O estivador Argamódio é um mulato forte e alto. Tem fama de valente, é o bamba do cais. Desde aquele fato: certa vez, alta noite, vinha de volta de um serviço extraordinário a bordo. No cais, dois marujos estrangeiros o cercaram: have you a match - pediu um deles.

Argamódio entendeu mais pelo gesto que pela frase e passou ao marinheiro o cigarro recém-aceso. O marujo pô-lo na boca e saiu, rindo.

O segundo marinheiro pediu-lhe, por sua vez: have you a match?

Argamódio, aborrecido com a brincadeira, empurrou-o. O homem levou a mão ao bolso traseiro da calça, e o estivador viu o cabo de um revólver, saindo-lhe do bolso. Louco de medo, atirou-se sobre o marinheiro e o derrubou. Pôs-lhe os joelhos no peito e martelou-lhe a cara com socos frenéticos.

O companheiro do derribado veio em seu socorro, tirando-lhe Argamódio de cima, mas o mulato, prevendo outro revólver, alucinado de susto, esmurrou o novo contendor com tal violência, que este foi também ao chão com o nariz sangrando.
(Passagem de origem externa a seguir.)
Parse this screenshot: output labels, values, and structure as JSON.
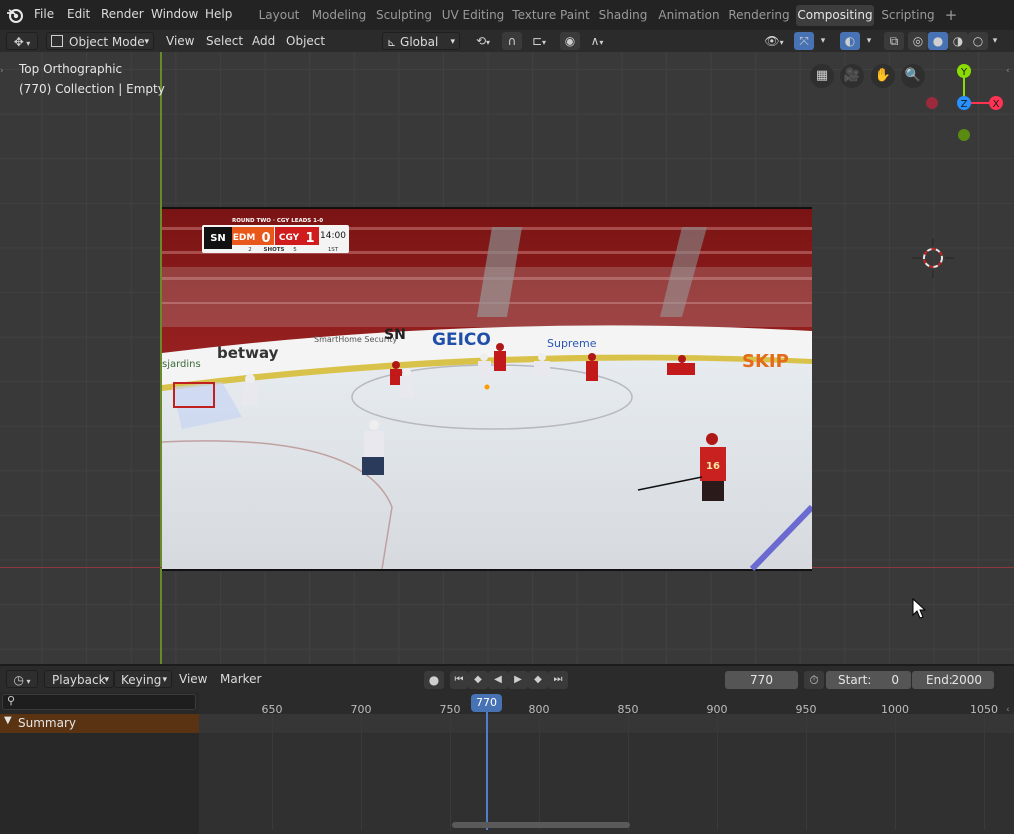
{
  "menubar": {
    "items": [
      "File",
      "Edit",
      "Render",
      "Window",
      "Help"
    ],
    "workspaces": [
      "Layout",
      "Modeling",
      "Sculpting",
      "UV Editing",
      "Texture Paint",
      "Shading",
      "Animation",
      "Rendering",
      "Compositing",
      "Scripting"
    ],
    "active_workspace": "Compositing",
    "add_tab": "+"
  },
  "view_header": {
    "mode": "Object Mode",
    "menus": [
      "View",
      "Select",
      "Add",
      "Object"
    ],
    "orientation": "Global"
  },
  "viewport": {
    "view_name": "Top Orthographic",
    "collection_info": "(770) Collection | Empty",
    "gizmo": {
      "y": "Y",
      "x": "X",
      "z": "Z"
    },
    "broadcast_image": {
      "network": "SN",
      "series_note": "ROUND TWO · CGY LEADS 1-0",
      "team1": "EDM",
      "score1": "0",
      "team2": "CGY",
      "score2": "1",
      "clock": "14:00",
      "period": "1ST",
      "shots_label": "SHOTS",
      "shots1": "2",
      "shots2": "5",
      "ads": [
        "betway",
        "SmartHome Security",
        "SN",
        "GEICO",
        "Supreme",
        "SKIP",
        "sjardins"
      ],
      "player_number": "16"
    }
  },
  "timeline_header": {
    "menus": [
      "Playback",
      "Keying",
      "View",
      "Marker"
    ],
    "current_frame": "770",
    "start_label": "Start:",
    "start_value": "0",
    "end_label": "End:",
    "end_value": "2000"
  },
  "timeline": {
    "summary_label": "Summary",
    "current_frame_label": "770",
    "ticks": [
      "650",
      "700",
      "750",
      "800",
      "850",
      "900",
      "950",
      "1000",
      "1050"
    ]
  },
  "colors": {
    "accent_blue": "#4772b3",
    "summary_orange": "#5a3412",
    "x_axis": "#ff3352",
    "y_axis": "#8bdc00",
    "z_axis": "#2890ff"
  }
}
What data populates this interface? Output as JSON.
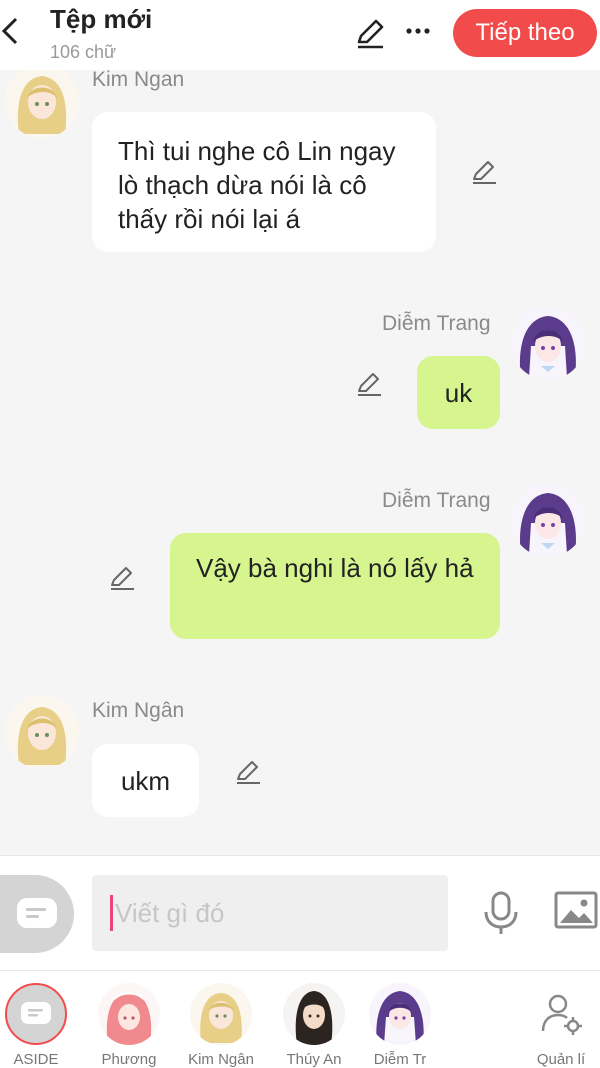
{
  "header": {
    "title": "Tệp mới",
    "word_count": "106 chữ",
    "next_label": "Tiếp theo"
  },
  "messages": [
    {
      "sender": "Kim Ngan",
      "side": "left",
      "text": "Thì tui nghe cô Lin ngay lò thạch dừa nói là cô thấy rồi nói lại á"
    },
    {
      "sender": "Diễm Trang",
      "side": "right",
      "text": "uk"
    },
    {
      "sender": "Diễm Trang",
      "side": "right",
      "text": "Vậy bà nghi là nó lấy hả"
    },
    {
      "sender": "Kim Ngân",
      "side": "left",
      "text": "ukm"
    }
  ],
  "composer": {
    "placeholder": "Viết gì đó"
  },
  "tabs": [
    {
      "label": "ASIDE"
    },
    {
      "label": "Phương"
    },
    {
      "label": "Kim Ngân"
    },
    {
      "label": "Thúy An"
    },
    {
      "label": "Diễm Tr"
    },
    {
      "label": "Quản lí"
    }
  ],
  "colors": {
    "accent": "#f24b4b",
    "bubble_right": "#d6f58e",
    "bubble_left": "#ffffff",
    "background": "#f5f5f5"
  }
}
Companheiros de Argamódio que vinha mais atrás correram em seu auxílio, mas nadas lhes havia sobrado: os marujos estavam a levantar-se, ensangüentados e gementes. No chão, junto de um deles, estava um cachimbo escuro partido pelo meio - o revólver que Argamódio havia visto...

Mas o mulato passou a ser um herói, no porto. O fato foi transmitido através de toda a estiva, do armazém I ao XXVII, e não houve embarcadiço em trânsito por Santos, nos dias imediatos, que não ouvisse o caso daquele combate do Argamódio, o valente, que fizera dormir quatro - sim, senhores, quatro! - marinheiros lituanos.

- Isto é que é macho!

- Que home, o Argamódio!

- É bamba, mesmo! Esse sim!

Passou a ser o bamba do cais. Qualquer briga que houvesse, em que alguém fosse surrado, logo se perguntava: foi o Argamódio que deu nele, não foi?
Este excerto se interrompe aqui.